Hello,
Will try and keep this brief so its missing details but I hope the gist of the post gets across.
I work at an ISP selling FTTH on a 100% fibre network (from router to core). The entire network is fibre with voice services from a RJ11 phone port from our router for normal phone services. Calls made from a analog phone are routed to a Asterisk server on our network then out to the carrier.
In one case, a customer was unable to see the SSID from the router (router was replaced but issue persisted). After an outage, the fibre from outside was replaced (fibre was cut) and now customer can see the SSID. In another case, replacing the fibre (fibre cut) resolved an issue with noise on the line when on the phone.
The problem is not being able to accurately troubleshoot these issues as there can be a lot of variables.

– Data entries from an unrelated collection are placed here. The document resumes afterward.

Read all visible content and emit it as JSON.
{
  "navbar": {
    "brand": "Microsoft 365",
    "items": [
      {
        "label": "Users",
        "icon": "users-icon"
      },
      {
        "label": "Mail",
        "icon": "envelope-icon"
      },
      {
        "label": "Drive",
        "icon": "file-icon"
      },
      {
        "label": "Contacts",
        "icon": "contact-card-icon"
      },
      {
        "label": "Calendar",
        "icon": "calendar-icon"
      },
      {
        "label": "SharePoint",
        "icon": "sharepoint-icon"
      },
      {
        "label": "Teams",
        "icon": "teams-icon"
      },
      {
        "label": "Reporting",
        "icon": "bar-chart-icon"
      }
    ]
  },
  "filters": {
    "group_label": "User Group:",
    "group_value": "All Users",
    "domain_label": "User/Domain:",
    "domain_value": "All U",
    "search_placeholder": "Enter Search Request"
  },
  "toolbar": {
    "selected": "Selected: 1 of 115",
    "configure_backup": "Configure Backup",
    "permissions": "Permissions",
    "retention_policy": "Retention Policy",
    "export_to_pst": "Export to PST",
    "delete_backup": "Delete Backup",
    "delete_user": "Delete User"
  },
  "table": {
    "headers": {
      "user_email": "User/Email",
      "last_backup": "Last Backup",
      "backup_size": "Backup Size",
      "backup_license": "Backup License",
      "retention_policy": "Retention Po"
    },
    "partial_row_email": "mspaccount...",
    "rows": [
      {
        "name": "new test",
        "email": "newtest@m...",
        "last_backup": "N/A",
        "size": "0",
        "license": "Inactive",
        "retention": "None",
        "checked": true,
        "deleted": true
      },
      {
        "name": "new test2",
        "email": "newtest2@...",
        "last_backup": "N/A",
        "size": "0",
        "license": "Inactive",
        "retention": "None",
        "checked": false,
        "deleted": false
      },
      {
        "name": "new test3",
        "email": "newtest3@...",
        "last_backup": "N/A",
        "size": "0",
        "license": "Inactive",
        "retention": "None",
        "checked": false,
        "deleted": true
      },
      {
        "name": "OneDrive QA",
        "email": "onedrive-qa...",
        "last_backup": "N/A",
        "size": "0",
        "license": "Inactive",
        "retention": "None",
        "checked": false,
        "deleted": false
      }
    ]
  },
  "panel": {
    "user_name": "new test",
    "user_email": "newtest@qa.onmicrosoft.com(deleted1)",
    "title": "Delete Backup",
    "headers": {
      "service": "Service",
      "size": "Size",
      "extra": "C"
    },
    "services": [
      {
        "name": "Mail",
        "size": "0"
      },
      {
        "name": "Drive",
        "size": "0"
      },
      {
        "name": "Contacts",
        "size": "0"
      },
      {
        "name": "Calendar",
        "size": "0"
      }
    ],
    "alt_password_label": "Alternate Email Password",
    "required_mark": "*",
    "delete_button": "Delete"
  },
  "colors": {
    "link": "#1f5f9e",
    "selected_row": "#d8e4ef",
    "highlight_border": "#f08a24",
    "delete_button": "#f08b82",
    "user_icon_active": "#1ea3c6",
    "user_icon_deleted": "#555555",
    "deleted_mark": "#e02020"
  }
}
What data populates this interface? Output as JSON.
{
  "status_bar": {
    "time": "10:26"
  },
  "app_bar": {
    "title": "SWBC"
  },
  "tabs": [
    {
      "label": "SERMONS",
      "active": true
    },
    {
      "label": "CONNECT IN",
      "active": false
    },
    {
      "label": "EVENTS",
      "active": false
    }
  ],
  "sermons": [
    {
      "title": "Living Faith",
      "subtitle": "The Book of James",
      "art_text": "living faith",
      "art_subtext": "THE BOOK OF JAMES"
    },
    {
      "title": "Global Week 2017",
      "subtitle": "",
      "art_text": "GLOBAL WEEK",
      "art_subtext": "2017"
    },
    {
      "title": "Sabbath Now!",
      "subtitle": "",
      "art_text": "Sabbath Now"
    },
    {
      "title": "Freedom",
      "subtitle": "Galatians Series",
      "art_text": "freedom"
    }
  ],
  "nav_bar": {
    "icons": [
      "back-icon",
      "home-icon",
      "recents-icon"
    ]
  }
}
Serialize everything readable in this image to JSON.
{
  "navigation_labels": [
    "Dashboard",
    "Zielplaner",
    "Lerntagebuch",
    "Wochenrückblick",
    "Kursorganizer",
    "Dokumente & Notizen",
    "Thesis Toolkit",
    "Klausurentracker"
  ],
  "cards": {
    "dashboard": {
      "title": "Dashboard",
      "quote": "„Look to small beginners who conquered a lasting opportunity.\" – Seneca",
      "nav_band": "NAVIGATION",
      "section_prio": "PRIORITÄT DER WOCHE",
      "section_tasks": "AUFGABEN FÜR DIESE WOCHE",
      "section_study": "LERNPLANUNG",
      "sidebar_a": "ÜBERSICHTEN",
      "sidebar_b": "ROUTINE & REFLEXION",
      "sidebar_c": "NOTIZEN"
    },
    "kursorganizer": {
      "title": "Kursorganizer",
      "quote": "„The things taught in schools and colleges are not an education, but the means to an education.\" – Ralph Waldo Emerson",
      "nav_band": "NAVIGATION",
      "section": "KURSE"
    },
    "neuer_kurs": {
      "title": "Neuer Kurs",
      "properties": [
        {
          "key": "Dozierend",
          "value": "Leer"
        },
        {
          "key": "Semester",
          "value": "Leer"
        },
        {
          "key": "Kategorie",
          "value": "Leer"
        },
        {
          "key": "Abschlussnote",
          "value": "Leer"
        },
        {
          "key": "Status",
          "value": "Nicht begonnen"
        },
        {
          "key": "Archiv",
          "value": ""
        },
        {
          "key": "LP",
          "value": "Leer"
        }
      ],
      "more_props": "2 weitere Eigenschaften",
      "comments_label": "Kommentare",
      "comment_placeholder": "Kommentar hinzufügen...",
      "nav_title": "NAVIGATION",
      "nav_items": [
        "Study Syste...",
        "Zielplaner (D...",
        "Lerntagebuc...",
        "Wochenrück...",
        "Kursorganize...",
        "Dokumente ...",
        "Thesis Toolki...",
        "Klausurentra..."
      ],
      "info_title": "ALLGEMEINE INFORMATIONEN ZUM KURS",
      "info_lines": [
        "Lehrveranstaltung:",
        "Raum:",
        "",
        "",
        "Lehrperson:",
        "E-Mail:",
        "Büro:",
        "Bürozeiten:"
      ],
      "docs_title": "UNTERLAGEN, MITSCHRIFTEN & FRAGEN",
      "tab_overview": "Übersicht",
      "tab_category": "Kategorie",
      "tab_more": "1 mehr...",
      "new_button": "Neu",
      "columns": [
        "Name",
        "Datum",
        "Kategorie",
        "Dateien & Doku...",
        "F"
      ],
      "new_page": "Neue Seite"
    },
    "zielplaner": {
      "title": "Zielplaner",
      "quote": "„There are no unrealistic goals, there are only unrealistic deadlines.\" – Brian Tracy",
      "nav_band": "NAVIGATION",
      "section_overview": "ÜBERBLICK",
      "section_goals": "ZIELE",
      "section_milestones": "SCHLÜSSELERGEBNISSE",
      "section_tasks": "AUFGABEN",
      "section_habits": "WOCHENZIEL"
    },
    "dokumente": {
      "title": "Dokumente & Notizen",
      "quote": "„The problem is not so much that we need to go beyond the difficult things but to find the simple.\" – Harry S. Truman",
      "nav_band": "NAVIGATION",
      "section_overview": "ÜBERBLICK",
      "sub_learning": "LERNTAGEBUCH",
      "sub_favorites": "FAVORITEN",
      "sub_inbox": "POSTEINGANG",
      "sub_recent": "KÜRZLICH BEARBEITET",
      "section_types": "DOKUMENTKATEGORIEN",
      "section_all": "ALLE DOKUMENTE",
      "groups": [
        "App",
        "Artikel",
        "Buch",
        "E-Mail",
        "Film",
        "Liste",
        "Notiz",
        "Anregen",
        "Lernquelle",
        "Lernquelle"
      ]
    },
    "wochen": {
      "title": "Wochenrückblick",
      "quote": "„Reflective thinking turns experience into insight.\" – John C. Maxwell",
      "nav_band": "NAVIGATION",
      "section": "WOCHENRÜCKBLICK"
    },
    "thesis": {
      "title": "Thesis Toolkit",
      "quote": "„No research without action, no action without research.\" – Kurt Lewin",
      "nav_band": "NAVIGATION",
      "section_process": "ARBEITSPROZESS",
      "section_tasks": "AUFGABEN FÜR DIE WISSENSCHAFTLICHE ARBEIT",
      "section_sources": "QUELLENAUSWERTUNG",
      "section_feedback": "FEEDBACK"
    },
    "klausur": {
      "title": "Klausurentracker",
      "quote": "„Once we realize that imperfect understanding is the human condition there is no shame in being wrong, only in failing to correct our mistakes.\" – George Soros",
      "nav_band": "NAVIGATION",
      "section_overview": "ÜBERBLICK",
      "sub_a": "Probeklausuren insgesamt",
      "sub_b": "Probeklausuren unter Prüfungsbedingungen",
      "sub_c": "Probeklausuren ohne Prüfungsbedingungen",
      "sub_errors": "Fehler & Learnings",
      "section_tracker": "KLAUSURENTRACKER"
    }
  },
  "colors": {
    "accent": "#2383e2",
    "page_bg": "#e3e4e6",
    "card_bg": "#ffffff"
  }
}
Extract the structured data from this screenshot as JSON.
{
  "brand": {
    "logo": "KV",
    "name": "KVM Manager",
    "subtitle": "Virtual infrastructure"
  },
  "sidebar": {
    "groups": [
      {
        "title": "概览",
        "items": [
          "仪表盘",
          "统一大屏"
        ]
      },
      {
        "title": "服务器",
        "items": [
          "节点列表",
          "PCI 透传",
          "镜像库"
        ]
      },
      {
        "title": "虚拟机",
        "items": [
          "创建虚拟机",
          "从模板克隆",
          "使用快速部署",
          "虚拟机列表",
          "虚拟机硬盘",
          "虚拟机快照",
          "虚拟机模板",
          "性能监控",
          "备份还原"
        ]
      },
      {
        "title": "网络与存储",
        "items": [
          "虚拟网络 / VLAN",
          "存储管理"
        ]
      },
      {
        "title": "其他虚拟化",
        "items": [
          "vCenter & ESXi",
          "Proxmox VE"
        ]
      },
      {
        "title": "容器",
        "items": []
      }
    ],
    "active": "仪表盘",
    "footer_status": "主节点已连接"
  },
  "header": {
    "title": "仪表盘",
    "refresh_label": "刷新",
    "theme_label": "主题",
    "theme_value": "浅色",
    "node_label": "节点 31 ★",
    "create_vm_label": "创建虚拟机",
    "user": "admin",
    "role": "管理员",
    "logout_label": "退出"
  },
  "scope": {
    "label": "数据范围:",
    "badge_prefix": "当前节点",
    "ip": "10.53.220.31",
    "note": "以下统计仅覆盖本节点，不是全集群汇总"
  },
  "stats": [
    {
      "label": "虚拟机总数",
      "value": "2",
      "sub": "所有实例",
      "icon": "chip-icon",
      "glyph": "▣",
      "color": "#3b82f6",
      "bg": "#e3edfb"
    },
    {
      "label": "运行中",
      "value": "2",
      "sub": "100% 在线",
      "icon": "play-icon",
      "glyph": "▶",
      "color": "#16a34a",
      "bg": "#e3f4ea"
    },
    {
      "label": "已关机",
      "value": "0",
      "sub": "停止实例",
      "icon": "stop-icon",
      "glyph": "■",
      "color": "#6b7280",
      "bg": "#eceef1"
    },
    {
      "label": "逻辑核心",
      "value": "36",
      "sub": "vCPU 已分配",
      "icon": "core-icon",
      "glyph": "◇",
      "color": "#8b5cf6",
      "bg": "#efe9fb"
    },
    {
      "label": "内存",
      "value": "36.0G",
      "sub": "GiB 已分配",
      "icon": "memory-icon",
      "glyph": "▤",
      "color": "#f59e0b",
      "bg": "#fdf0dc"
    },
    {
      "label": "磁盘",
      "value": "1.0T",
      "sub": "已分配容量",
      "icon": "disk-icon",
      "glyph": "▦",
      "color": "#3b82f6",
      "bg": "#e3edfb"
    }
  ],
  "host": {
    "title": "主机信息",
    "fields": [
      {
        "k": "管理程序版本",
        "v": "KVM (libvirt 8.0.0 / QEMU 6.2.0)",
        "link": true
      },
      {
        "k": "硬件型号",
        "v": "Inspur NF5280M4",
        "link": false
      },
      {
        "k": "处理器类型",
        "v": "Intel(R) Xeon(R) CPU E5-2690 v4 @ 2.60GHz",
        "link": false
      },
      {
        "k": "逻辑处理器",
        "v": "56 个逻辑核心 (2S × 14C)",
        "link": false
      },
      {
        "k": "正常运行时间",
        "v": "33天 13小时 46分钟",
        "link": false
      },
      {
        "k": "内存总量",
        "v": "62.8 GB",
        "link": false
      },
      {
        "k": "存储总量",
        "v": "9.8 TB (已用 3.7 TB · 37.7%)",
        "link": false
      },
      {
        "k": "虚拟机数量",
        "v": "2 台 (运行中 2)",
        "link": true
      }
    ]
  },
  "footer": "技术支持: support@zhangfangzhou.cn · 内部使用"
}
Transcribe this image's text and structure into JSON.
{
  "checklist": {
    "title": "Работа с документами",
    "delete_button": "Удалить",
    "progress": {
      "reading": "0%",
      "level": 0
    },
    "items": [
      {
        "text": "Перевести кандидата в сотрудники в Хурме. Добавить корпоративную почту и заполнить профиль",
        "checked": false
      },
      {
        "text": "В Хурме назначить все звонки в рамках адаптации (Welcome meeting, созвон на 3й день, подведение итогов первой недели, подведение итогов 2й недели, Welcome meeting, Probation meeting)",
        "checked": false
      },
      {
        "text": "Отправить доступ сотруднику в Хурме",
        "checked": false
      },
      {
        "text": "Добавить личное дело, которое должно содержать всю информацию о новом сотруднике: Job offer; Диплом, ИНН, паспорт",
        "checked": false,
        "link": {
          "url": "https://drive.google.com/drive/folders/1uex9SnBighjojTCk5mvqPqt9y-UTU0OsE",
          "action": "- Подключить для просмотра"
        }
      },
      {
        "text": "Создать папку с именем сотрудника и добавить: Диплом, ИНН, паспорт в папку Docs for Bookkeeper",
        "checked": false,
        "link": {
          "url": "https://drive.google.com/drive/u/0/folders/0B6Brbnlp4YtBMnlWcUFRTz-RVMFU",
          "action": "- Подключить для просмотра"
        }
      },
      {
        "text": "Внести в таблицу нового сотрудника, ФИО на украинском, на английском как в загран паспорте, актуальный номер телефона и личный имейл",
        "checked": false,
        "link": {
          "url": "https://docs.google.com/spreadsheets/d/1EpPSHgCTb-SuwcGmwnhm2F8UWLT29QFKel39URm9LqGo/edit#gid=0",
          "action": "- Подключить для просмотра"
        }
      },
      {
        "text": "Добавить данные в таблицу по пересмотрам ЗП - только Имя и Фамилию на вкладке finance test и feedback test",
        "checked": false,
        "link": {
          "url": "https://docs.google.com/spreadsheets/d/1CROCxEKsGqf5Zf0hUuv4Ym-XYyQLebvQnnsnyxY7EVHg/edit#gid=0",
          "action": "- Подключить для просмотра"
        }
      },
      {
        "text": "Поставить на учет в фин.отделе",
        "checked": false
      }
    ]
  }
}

With two identical connections (same switch, same drop-point, same router, same firmware, even the same phone), one might have crazy voice issues (DMTF and calls cutting out) while the other is perfectly fine. Its not to say that the actual fibre itself can cause these issues but I do not have the knowledge to be 100% on this.
I'd like to know how much the actual transmission and frequency on the fibre actually affects customers. For example, how would a 0.10- intermittency in Dbm (both Rx and Tx) affect voice/data services? We have this kind of intermittency with some customers but zero issues reported.
If theres anything out there with info about fibre to analogue and voice/data It would be great. I can't have fibre replaced to test this as management will question it, and I'd need more info before making the case. It might also be that I'm looking entirely in the wrong direction but I hope /r/networking can advise me on that.